I spent some time at the Singapore Conference talking with Gerry from Apo Pharma, makers of the oral iron chelator, Ferriprox (deferiprone, L1). I approached Gerry about an issue that confronts many users of deferiprone, neutropenia (a drop in neutrophils, a type of white blood cell) and how it should be managed. Most doctors will take a patient off deferiprone as soon as neutropenia is present. I asked if this is the correct strategy and was told that it is not. What has been found is that when a patient develops mild neutropenia, ferriprox does not need to be stopped, but instead patients should be closely monitored to see if there is any further drop.

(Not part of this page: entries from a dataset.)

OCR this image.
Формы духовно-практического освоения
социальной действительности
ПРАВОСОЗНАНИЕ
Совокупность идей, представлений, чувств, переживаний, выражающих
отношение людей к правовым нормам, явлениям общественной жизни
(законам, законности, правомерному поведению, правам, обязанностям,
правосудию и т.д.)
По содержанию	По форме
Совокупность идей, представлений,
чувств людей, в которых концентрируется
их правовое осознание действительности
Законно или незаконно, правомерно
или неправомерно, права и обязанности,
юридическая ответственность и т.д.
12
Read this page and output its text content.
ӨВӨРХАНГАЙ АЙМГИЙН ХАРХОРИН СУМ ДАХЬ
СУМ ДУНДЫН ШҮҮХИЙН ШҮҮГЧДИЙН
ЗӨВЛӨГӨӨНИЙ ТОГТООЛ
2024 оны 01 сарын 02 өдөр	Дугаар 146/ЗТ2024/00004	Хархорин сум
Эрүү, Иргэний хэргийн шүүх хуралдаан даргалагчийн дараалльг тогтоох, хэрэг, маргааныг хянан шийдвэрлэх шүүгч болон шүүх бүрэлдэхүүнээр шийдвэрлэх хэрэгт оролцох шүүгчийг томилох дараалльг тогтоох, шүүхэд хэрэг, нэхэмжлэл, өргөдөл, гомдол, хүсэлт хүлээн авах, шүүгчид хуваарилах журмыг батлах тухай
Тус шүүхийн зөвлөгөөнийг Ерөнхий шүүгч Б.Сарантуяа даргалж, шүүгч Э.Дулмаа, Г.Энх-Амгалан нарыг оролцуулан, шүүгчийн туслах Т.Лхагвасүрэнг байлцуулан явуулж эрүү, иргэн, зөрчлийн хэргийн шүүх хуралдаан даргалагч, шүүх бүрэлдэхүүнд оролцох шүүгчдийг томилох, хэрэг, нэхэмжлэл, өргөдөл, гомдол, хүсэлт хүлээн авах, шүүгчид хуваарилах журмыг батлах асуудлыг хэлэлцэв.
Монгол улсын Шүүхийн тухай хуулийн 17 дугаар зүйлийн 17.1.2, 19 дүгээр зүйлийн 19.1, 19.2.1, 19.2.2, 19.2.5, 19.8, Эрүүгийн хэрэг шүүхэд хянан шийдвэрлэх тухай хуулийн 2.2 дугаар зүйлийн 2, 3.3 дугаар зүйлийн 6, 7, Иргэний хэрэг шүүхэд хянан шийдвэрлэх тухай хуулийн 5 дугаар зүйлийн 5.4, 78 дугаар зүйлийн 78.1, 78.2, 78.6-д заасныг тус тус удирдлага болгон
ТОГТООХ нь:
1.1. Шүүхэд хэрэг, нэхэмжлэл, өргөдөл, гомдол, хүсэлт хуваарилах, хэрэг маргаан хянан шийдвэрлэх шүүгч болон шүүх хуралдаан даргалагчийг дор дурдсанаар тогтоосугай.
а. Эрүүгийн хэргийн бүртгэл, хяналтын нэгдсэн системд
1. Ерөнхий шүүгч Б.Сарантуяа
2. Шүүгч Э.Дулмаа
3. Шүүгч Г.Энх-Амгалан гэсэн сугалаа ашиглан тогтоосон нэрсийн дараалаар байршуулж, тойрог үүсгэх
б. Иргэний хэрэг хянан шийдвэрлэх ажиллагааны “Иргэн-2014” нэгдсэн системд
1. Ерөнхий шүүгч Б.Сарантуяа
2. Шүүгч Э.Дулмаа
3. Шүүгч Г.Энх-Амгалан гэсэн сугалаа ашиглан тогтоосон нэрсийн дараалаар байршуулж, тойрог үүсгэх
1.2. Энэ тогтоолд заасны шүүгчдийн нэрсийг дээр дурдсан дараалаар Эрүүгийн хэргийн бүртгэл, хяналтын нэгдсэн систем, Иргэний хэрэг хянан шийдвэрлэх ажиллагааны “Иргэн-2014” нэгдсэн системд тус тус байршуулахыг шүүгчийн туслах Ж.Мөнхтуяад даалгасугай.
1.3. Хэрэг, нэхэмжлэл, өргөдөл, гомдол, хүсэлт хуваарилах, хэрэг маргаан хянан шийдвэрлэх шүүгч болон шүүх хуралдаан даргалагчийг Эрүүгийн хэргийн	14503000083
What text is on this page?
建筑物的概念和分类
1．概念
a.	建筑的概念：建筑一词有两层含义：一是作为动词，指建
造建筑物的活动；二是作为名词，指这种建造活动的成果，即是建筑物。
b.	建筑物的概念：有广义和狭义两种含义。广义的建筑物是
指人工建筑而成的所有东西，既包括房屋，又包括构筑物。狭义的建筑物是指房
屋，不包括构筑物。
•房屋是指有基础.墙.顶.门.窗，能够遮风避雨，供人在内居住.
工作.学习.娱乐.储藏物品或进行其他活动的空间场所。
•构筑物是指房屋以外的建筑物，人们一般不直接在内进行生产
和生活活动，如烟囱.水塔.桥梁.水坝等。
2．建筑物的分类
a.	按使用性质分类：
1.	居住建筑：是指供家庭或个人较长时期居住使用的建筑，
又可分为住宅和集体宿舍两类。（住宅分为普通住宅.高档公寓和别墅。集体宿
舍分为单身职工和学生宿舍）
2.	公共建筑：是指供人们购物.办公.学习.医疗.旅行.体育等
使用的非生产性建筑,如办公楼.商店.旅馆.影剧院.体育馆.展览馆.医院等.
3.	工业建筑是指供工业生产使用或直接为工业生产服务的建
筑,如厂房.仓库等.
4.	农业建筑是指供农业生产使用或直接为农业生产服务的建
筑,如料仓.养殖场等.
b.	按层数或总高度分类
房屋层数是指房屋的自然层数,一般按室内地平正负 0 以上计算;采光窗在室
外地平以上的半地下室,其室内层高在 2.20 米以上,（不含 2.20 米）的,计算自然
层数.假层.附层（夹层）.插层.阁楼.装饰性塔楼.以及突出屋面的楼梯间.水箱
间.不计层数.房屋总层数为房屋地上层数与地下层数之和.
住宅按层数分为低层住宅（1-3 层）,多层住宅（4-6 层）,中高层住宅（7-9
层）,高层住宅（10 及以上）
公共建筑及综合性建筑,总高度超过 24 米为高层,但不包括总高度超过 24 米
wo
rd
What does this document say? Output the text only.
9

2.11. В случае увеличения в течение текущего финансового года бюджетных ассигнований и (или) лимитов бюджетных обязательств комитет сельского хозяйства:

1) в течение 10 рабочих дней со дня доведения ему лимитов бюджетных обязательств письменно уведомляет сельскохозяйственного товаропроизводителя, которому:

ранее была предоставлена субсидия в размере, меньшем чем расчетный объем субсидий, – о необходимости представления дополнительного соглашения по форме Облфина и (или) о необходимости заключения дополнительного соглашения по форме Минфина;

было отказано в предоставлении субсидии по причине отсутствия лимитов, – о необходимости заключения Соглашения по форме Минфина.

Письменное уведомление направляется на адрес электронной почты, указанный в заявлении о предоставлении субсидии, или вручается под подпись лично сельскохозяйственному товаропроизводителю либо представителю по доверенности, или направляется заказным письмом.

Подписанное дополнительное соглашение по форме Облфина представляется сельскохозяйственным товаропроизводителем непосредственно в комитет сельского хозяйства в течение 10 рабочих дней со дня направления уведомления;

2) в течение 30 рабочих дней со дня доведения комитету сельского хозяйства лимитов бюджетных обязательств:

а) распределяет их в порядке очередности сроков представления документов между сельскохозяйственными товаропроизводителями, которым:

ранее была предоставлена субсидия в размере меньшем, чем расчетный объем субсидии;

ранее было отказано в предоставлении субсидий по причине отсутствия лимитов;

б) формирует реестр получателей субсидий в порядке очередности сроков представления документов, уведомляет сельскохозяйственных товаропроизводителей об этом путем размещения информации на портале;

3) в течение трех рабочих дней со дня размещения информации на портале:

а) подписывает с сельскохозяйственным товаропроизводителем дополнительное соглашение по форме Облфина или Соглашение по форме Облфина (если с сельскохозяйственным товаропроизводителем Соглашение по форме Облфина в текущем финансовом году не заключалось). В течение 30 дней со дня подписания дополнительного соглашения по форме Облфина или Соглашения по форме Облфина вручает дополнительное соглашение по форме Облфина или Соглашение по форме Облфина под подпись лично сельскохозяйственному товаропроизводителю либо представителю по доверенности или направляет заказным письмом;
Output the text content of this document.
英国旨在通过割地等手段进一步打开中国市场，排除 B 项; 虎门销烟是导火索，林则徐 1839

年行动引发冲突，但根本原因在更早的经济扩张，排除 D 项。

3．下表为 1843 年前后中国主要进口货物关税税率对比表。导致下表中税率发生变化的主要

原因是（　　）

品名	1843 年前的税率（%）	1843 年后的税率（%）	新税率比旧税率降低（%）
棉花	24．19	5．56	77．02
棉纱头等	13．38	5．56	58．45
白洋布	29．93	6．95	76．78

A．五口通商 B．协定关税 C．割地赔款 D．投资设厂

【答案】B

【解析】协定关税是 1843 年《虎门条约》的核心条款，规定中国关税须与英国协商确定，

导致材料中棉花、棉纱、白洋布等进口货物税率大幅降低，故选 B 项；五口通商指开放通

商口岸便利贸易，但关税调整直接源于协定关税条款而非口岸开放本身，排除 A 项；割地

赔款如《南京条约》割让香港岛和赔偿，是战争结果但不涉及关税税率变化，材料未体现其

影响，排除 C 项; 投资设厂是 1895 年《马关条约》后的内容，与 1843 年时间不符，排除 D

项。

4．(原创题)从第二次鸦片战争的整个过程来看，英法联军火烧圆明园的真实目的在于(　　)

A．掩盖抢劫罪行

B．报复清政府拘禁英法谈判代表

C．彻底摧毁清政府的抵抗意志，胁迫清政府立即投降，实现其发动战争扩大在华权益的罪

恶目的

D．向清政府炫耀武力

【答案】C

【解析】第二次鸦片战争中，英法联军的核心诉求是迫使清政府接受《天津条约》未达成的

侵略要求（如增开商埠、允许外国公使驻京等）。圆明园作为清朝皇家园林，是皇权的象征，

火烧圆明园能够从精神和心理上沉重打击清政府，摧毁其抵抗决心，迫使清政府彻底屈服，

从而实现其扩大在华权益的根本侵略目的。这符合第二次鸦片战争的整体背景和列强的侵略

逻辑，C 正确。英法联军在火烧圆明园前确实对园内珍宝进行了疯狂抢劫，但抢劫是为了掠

Most patients will see a return to normal white cell counts without further intervention in less than two weeks. Defriprone is almost always blamed when a patient experiences a drop in white cells and deferiprone can lead to this, but it is not the only cause and ceasing deferiprone may not be the answer. Even if patients do stop deferiprone while experiencing neutropenia, in most cases they can resume the drug after white cells return to normal. In the more serious Agranulocytosis, which affects about 1% of Ferriprox users, the drug should be stopped and it is risky to resume, as there is a 50% recurrence rate of Agranulocytosis. This is extremely important information concerning neutropenia and patients need to be made aware that a bout of neutropenia does NOT disqualify them from further use of this excellent chelation drug.
Gerry also talked to me about the new oral solution that Apo Pharma has developed and that is now available in some countries and coming to more in the future. Ferriprox oral solution is a liquid form of deferiprone and should be taken 3 times daily. It is suitable for children and has fewer adverse reactions than with use of the tablets, in terms of nausea, stomach pain and vomiting. The reduction in nausea was significant, dropping from 16% with the tablets to 1% with the liquid solution. This is exciting news for patients who have been unable to use Ferriprox because of stomach issues and may be of special significance in a country like Maldives where stomach problems have been a major reason for stopping Ferriprox. Incidence of neutropenia were similar to that with the tabs (6%). Agranulocytosis was found in 2 % compared to 1 % with tabs but this could be due to the relatively low number of patients in the study. The 1% difference may be more of a statistical difference than what will eventually be seen in real use of the solution.
Ferriprox oral solution brings one more chelation choice into the world of thalassemia and is a welcome option. I think this will be of special benefit to children whose stomachs could not tolerate the tablet form of Ferriprox and thus will provide cardiac protection that has not been equaled by the other chelators to patients. This is indeed good news, as patients need as many chelation choices as possible as they search for the drug that works best for themselves.